Actor Terrence Howard’s real life has started to resemble some of the plot lines from his hit TV show Empire. A battle over the terms of his 2012 divorce from his second wife, Michelle Ghent, reads like a prime time drama with accusations of blackmail, extortion, and threats to release illicit videos. At stake is Ms. Ghent’s share of Howard’s salary for the second season of Empire.

Howard claims that Ghent threatened to release private and embarrassing details about him which would impact his career if he refused to sign the 2012 divorce settlement. A California judge agreed with Howard and ruled that the settlement should be overturned since it was signed under duress.

The ruling stops Ghent from receiving any share of Howard’s current Empire salary. The ex-spouses will now have to come to a new agreement on the financial terms of their divorce. A situation Howard and his attorneys apparently feel will turn out much better for the actor.

The ruling in the Howard divorce case brings up interesting questions for future divorce cases. Here are three lessons to learn from the case.

1. You Can Spend a Very Long Time Dealing with a Bad Divorce
For Howard, it has taken three years to properly resolve his divorce from Ghent. During that period he had enough time to marry and recently divorce his third wife; all while still unhappy with the terms of his second divorce.

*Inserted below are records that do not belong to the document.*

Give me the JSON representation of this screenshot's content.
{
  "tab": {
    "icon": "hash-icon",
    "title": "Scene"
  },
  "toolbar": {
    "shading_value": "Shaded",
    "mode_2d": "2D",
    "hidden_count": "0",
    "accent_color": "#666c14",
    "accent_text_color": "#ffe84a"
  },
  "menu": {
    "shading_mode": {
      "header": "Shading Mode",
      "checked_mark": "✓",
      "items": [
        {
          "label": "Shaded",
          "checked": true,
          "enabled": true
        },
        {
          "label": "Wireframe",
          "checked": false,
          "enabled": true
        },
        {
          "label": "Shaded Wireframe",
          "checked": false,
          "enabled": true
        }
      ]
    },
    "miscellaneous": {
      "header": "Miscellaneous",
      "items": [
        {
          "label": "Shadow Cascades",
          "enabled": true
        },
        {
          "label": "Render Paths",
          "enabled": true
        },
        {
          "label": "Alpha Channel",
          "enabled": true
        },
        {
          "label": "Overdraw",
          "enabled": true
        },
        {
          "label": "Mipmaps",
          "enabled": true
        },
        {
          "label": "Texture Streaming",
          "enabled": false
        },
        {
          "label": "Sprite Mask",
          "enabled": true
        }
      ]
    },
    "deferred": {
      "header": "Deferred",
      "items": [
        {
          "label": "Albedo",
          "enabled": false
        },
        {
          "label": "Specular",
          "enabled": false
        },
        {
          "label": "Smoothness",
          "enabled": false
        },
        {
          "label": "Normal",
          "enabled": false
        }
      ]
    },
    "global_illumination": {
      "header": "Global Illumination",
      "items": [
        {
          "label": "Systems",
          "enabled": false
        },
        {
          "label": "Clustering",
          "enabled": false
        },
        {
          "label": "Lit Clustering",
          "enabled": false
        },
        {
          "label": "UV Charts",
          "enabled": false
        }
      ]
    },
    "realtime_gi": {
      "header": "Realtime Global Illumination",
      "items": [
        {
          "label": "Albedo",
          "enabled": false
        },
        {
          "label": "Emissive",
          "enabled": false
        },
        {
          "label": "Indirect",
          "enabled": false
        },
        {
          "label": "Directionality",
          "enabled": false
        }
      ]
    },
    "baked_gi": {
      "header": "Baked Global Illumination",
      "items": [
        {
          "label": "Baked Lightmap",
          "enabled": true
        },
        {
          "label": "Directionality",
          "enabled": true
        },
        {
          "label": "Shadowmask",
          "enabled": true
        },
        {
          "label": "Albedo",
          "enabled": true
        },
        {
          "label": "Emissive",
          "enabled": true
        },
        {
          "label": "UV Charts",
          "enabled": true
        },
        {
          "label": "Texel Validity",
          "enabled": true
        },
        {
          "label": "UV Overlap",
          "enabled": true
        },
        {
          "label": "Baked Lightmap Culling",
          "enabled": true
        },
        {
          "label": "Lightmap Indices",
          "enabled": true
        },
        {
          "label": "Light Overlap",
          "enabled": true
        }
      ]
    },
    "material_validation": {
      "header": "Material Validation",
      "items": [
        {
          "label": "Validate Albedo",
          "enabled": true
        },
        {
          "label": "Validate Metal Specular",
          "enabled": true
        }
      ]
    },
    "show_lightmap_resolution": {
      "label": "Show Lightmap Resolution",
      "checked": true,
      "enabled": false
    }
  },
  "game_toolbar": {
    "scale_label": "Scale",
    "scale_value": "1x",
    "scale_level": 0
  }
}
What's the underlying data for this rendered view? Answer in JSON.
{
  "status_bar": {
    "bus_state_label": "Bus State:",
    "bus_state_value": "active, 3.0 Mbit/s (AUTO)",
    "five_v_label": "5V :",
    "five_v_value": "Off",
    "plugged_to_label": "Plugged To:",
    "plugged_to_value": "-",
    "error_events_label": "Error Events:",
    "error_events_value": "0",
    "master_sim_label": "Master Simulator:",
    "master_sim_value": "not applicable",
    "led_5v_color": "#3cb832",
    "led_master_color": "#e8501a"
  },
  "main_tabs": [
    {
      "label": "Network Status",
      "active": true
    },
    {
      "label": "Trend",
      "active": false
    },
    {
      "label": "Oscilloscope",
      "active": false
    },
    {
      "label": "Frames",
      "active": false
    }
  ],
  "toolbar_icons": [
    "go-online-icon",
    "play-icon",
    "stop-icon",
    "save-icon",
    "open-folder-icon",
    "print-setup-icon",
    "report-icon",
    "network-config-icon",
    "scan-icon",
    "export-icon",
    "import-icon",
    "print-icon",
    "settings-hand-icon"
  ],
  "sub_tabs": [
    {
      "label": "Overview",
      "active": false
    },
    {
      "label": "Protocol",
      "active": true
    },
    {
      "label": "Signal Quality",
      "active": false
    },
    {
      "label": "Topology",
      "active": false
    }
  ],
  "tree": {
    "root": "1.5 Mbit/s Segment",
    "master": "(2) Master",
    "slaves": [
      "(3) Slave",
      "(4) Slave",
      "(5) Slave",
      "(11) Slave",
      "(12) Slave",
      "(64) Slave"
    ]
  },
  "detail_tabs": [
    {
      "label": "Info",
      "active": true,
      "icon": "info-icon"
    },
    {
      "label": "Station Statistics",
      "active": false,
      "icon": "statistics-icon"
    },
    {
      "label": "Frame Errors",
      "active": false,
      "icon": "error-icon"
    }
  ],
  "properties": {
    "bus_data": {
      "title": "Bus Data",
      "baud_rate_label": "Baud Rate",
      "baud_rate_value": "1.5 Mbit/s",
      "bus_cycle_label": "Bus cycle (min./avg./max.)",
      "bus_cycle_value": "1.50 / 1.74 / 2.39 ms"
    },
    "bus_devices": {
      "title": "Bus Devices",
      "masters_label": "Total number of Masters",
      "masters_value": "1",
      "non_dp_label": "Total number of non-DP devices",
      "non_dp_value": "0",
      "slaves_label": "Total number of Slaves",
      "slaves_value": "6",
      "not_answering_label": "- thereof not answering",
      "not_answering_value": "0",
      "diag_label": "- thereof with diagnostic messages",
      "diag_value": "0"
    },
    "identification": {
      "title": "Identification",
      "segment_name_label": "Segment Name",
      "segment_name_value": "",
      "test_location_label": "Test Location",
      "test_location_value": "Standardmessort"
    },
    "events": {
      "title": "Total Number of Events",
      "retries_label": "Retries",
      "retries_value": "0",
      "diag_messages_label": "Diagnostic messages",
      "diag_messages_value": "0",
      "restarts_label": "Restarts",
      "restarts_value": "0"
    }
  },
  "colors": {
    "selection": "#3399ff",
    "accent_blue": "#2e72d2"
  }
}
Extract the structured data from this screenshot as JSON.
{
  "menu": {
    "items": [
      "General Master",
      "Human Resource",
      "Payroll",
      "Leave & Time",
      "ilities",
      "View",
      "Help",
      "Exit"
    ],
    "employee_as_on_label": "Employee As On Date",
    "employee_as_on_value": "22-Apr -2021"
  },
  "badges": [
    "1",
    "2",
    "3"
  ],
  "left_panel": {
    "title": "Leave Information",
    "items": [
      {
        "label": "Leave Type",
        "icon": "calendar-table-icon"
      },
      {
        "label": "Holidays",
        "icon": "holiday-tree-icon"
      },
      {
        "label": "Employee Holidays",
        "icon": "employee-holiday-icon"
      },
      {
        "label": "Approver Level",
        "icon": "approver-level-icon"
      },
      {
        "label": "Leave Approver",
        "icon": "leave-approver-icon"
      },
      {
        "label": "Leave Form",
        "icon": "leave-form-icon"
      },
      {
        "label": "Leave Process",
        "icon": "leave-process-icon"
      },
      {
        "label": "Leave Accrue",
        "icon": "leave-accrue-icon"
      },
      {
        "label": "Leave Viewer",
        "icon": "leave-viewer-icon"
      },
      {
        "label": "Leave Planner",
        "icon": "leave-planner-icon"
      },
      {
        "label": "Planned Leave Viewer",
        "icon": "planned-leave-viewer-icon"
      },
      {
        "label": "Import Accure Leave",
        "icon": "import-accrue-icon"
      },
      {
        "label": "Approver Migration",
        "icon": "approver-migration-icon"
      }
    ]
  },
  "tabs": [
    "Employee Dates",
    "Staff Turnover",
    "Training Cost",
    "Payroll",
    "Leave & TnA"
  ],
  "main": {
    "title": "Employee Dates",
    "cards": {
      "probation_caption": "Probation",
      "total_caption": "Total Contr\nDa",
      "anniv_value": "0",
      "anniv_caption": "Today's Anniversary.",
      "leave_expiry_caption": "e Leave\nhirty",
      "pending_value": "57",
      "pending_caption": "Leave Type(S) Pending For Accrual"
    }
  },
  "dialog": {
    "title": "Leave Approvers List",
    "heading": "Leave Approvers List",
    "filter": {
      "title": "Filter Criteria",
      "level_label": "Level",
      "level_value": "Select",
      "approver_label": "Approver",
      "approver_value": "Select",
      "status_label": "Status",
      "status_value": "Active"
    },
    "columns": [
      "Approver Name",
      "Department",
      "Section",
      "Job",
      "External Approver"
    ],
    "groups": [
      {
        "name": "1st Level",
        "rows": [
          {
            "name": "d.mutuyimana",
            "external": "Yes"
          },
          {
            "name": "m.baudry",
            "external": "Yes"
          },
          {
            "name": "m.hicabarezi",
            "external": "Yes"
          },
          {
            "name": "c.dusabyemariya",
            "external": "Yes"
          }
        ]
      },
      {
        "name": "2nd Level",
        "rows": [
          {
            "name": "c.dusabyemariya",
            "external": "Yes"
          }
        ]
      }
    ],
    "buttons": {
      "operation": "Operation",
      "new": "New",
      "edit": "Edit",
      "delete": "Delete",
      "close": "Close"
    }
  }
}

When getting divorced, it is important to get things right the first time. Experienced divorce attorneys will help you make sure matters are settled properly and all important issues are resolved. No one wants to return to court to keep arguing every few years. Talk to your lawyers and make sure the terms you are agreeing to are acceptable. You don’t want to start a new life with lingering problems from your divorce.

2. Your Behavior During Your Divorce Matters
During a divorce, it is easy for emotions to get the better of you. Many people have found themselves saying or doing things out of character while upset over the actions of their soon to be ex-spouse. In tense situations, it is always best to take a break and try to calm down. Never leave angry messages or try to go confront your spouse while upset. Such behavior can have a negative outcome in the court room.

In the Howard case, both sides hurled accusations of wrongdoing. However evidence of coercion and blackmail by Ghent was particularly relevant to the legal question at hand. One particularly incriminating piece of evidence was a recording of a phone call in which Ghent demanded $40,000 from Howard before the end of the day or she would sell private information about him. Howard’s accountant testified that the actor made the payment. This and other acts by Ghent become the basis for the judge’s ruling that the settlement was signed under duress.

3. Divorce Modification Can Fix a Bad Divorce
As the Howard case shows, it is possible to come back and change the terms of a divorce at a later date. While having a judge completely overturn a divorce settlement is extremely rare, divorce modification is possible under the right conditions.